I walked up, and recognized a vaguely familiar face. Oh, the same Inspector from the last couple of instances; this was getting awkward. He looked up, and then motioned to the chair before him. This one always insisted that I be the one summoned to the station, not the two-ring circus I left at home. He simply brooked no argument, or mention of the source(s) of the noise, and I always solemnly nodded as he gave a short speech on good neighborliness. Sign here, and here. That was about it.

By some miracle, the minion had managed to escape his tomb, and slowly rolled up next to the desk. He thrust a thin file before the Inspector. Without a word he took it and started poring over, all the time a ball pen flipping between thumb and index. This was unusual; the time normally spent was minuscule, especially considering the hapless still waiting in line. I did feel something was off.

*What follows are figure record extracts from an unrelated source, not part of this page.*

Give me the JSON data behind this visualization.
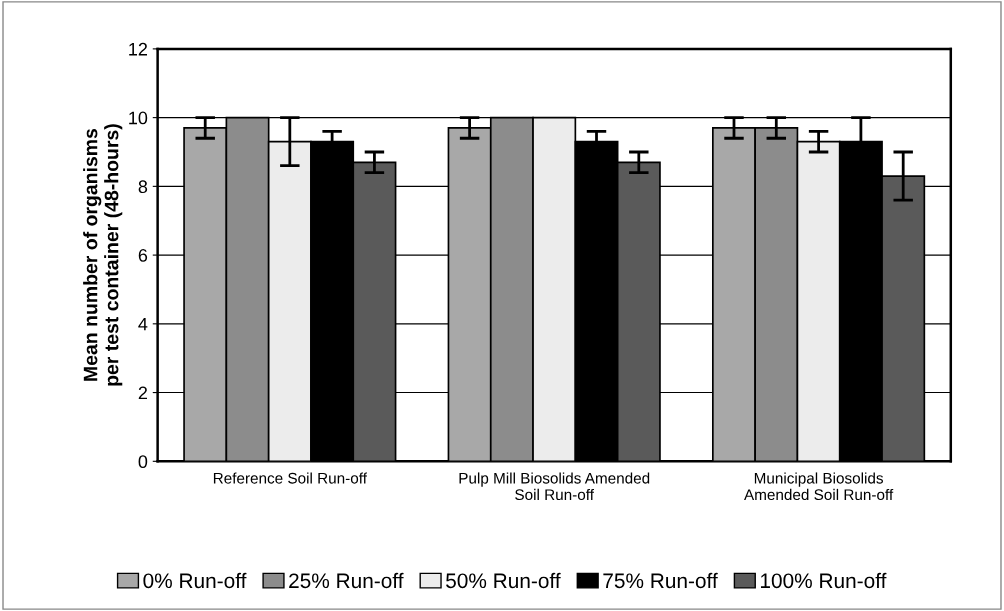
{
  "chart_data": {
    "type": "bar",
    "ylabel": "Mean number of organisms\nper test container (48-hours)",
    "categories": [
      "Reference Soil Run-off",
      "Pulp Mill Biosolids Amended\nSoil Run-off",
      "Municipal Biosolids\nAmended Soil Run-off"
    ],
    "series": [
      {
        "name": "0% Run-off",
        "color": "#a8a8a8",
        "values": [
          9.7,
          9.7,
          9.7
        ],
        "errors": [
          0.3,
          0.3,
          0.3
        ]
      },
      {
        "name": "25% Run-off",
        "color": "#8c8c8c",
        "values": [
          10,
          10,
          9.7
        ],
        "errors": [
          null,
          null,
          0.3
        ]
      },
      {
        "name": "50% Run-off",
        "color": "#ececec",
        "values": [
          9.3,
          10,
          9.3
        ],
        "errors": [
          0.7,
          null,
          0.3
        ]
      },
      {
        "name": "75% Run-off",
        "color": "#000000",
        "values": [
          9.3,
          9.3,
          9.3
        ],
        "errors": [
          0.3,
          0.3,
          0.7
        ]
      },
      {
        "name": "100% Run-off",
        "color": "#5a5a5a",
        "values": [
          8.7,
          8.7,
          8.3
        ],
        "errors": [
          0.3,
          0.3,
          0.7
        ]
      }
    ],
    "ylim": [
      0,
      12
    ],
    "yticks": [
      0,
      2,
      4,
      6,
      8,
      10,
      12
    ],
    "grid": "y",
    "legend": "bottom"
  }
}
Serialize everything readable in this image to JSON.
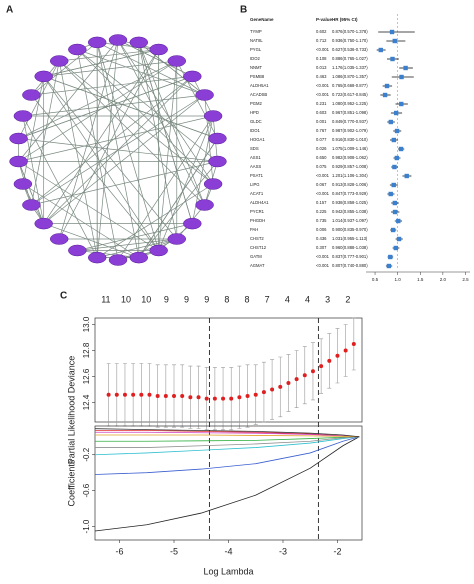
{
  "panel_labels": [
    "A",
    "B",
    "C"
  ],
  "chart_data": [
    {
      "type": "forest",
      "columns": [
        "GeneName",
        "P-value",
        "HR (95% CI)"
      ],
      "categories": [
        "TYMP",
        "NAT8L",
        "PYGL",
        "IDO2",
        "NNMT",
        "PSMB8",
        "ALDH5A1",
        "ACADSB",
        "PGM2",
        "HPD",
        "GLDC",
        "IDO1",
        "HOGA1",
        "SDS",
        "ASS1",
        "AASS",
        "PSAT1",
        "LIPG",
        "ACAT1",
        "ALDH4A1",
        "PYCR1",
        "PHGDH",
        "PAH",
        "CHST2",
        "CHST12",
        "GATM",
        "AGMAT"
      ],
      "p_values": [
        "0.602",
        "0.712",
        "<0.001",
        "0.108",
        "0.013",
        "0.463",
        "<0.001",
        "<0.001",
        "0.231",
        "0.603",
        "0.001",
        "0.767",
        "0.077",
        "0.026",
        "0.650",
        "0.075",
        "<0.001",
        "0.067",
        "<0.001",
        "0.157",
        "0.225",
        "0.735",
        "0.006",
        "0.436",
        "0.307",
        "<0.001",
        "<0.001"
      ],
      "values": [
        0.876,
        0.936,
        0.627,
        0.886,
        1.176,
        1.086,
        0.765,
        0.722,
        1.08,
        0.967,
        0.849,
        0.987,
        0.916,
        1.075,
        0.982,
        0.929,
        1.201,
        0.913,
        0.847,
        0.938,
        0.942,
        1.014,
        0.9,
        1.031,
        0.96,
        0.837,
        0.807
      ],
      "lower": [
        0.57,
        0.75,
        0.536,
        0.765,
        1.035,
        0.87,
        0.668,
        0.617,
        0.952,
        0.851,
        0.77,
        0.902,
        0.83,
        1.009,
        0.908,
        0.857,
        1.106,
        0.828,
        0.773,
        0.858,
        0.855,
        0.937,
        0.835,
        0.955,
        0.888,
        0.777,
        0.74
      ],
      "upper": [
        1.378,
        1.17,
        0.733,
        1.027,
        1.337,
        1.357,
        0.877,
        0.845,
        1.225,
        1.098,
        0.937,
        1.079,
        1.01,
        1.146,
        1.062,
        1.008,
        1.304,
        1.006,
        0.929,
        1.025,
        1.038,
        1.097,
        0.97,
        1.113,
        1.038,
        0.901,
        0.88
      ],
      "value_labels": [
        "0.876(0.570-1.378)",
        "0.936(0.750-1.170)",
        "0.627(0.536-0.733)",
        "0.886(0.765-1.027)",
        "1.176(1.035-1.337)",
        "1.086(0.870-1.357)",
        "0.765(0.668-0.877)",
        "0.722(0.617-0.845)",
        "1.080(0.952-1.225)",
        "0.967(0.851-1.098)",
        "0.849(0.770-0.937)",
        "0.987(0.902-1.079)",
        "0.916(0.830-1.010)",
        "1.075(1.009-1.146)",
        "0.982(0.908-1.062)",
        "0.929(0.857-1.008)",
        "1.201(1.106-1.304)",
        "0.913(0.828-1.006)",
        "0.847(0.773-0.929)",
        "0.938(0.858-1.025)",
        "0.942(0.855-1.038)",
        "1.014(0.937-1.097)",
        "0.900(0.835-0.970)",
        "1.031(0.955-1.113)",
        "0.960(0.888-1.038)",
        "0.837(0.777-0.901)",
        "0.807(0.740-0.880)"
      ],
      "color": "#3b7fcf",
      "xlim": [
        0.3,
        2.6
      ],
      "xticks": [
        0.5,
        {
          "value": 1,
          "label": "1.0"
        },
        1.5,
        {
          "value": 2,
          "label": "2.0"
        },
        2.5
      ],
      "reference_line": 1
    },
    {
      "type": "errorbar",
      "ylabel": "Partial Likelihood Deviance",
      "color": "#e02020",
      "x": [
        -6.2,
        -6.05,
        -5.9,
        -5.75,
        -5.6,
        -5.45,
        -5.3,
        -5.15,
        -5.0,
        -4.85,
        -4.7,
        -4.55,
        -4.4,
        -4.25,
        -4.1,
        -3.95,
        -3.8,
        -3.65,
        -3.5,
        -3.35,
        -3.2,
        -3.05,
        -2.9,
        -2.75,
        -2.6,
        -2.45,
        -2.3,
        -2.15,
        -2.0,
        -1.85,
        -1.7
      ],
      "values": [
        12.46,
        12.46,
        12.46,
        12.46,
        12.46,
        12.46,
        12.45,
        12.45,
        12.45,
        12.45,
        12.44,
        12.44,
        12.43,
        12.43,
        12.43,
        12.43,
        12.44,
        12.45,
        12.46,
        12.48,
        12.5,
        12.52,
        12.55,
        12.58,
        12.61,
        12.64,
        12.68,
        12.72,
        12.76,
        12.8,
        12.85
      ],
      "errors": [
        0.24,
        0.24,
        0.24,
        0.24,
        0.24,
        0.24,
        0.24,
        0.24,
        0.24,
        0.24,
        0.24,
        0.24,
        0.24,
        0.24,
        0.24,
        0.24,
        0.24,
        0.24,
        0.23,
        0.23,
        0.23,
        0.23,
        0.22,
        0.22,
        0.22,
        0.22,
        0.21,
        0.21,
        0.21,
        0.2,
        0.2
      ],
      "xlim": [
        -6.45,
        -1.55
      ],
      "ylim": [
        12.25,
        13.05
      ],
      "yticks": [
        12.4,
        12.6,
        12.8,
        {
          "value": 13,
          "label": "13.0"
        }
      ],
      "top_xticks": [
        {
          "value": -6.25,
          "label": "11"
        },
        {
          "value": -5.88,
          "label": "10"
        },
        {
          "value": -5.51,
          "label": "10"
        },
        {
          "value": -5.14,
          "label": "9"
        },
        {
          "value": -4.77,
          "label": "9"
        },
        {
          "value": -4.4,
          "label": "9"
        },
        {
          "value": -4.03,
          "label": "8"
        },
        {
          "value": -3.66,
          "label": "8"
        },
        {
          "value": -3.29,
          "label": "7"
        },
        {
          "value": -2.92,
          "label": "4"
        },
        {
          "value": -2.55,
          "label": "4"
        },
        {
          "value": -2.18,
          "label": "3"
        },
        {
          "value": -1.81,
          "label": "2"
        }
      ],
      "vlines": [
        -4.35,
        -2.35
      ]
    },
    {
      "type": "line",
      "xlabel": "Log Lambda",
      "ylabel": "Coefficients",
      "x": [
        -6.45,
        -5.5,
        -4.5,
        -3.5,
        -2.5,
        -1.9,
        -1.6
      ],
      "series": [
        {
          "color": "#222222",
          "values": [
            -1.05,
            -0.98,
            -0.85,
            -0.65,
            -0.35,
            -0.1,
            0
          ]
        },
        {
          "color": "#3a5fd0",
          "values": [
            -0.42,
            -0.4,
            -0.36,
            -0.3,
            -0.18,
            -0.05,
            0
          ]
        },
        {
          "color": "#e03030",
          "values": [
            0.07,
            0.07,
            0.06,
            0.05,
            0.03,
            0.01,
            0
          ]
        },
        {
          "color": "#d040c0",
          "values": [
            0.05,
            0.05,
            0.045,
            0.04,
            0.025,
            0.01,
            0
          ]
        },
        {
          "color": "#30b040",
          "values": [
            -0.05,
            -0.05,
            -0.045,
            -0.04,
            -0.02,
            -0.005,
            0
          ]
        },
        {
          "color": "#30c0d0",
          "values": [
            -0.2,
            -0.18,
            -0.15,
            -0.12,
            -0.07,
            -0.02,
            0
          ]
        },
        {
          "color": "#909090",
          "values": [
            -0.12,
            -0.12,
            -0.1,
            -0.08,
            -0.05,
            -0.01,
            0
          ]
        },
        {
          "color": "#e0a020",
          "values": [
            0.02,
            0.02,
            0.02,
            0.015,
            0.01,
            0.005,
            0
          ]
        },
        {
          "color": "#333333",
          "values": [
            0.09,
            0.08,
            0.07,
            0.06,
            0.04,
            0.02,
            0
          ]
        }
      ],
      "xlim": [
        -6.45,
        -1.55
      ],
      "ylim": [
        -1.15,
        0.12
      ],
      "xticks": [
        -6,
        -5,
        -4,
        -3,
        -2
      ],
      "yticks": [
        {
          "value": -1,
          "label": "-1.0"
        },
        -0.6,
        -0.2
      ]
    }
  ]
}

The minion was not helping, hands on hips, alternating a wild-eyed craning over his superior’s shoulder, and then at me.

Obviously bursting with child-like curiosity, he chimed, “This is that case?”
“Hm-mm”, his boss dead-panned, eyes never leaving the file.
“What to do?”
The Inspector sighed. Out of pity, I’m sure in equal measure for the other parties at his desk.
“Son, sign here”, he said, passing the file over. No talk this time, and I could not care less.
Being familiar, I quickly sped to the bottom of the second page, to the pair of rectangles holding up the garbage above.
My signature, as respondent, went on the right.
On the left, the aggrieved party, typically left blank
This time it enclosed the very familiar signature of my Dad.
My head still down, I felt my face twitch and burn, a tear not far away.
“Go home, Son. Sometimes, the closest stab the deepest.”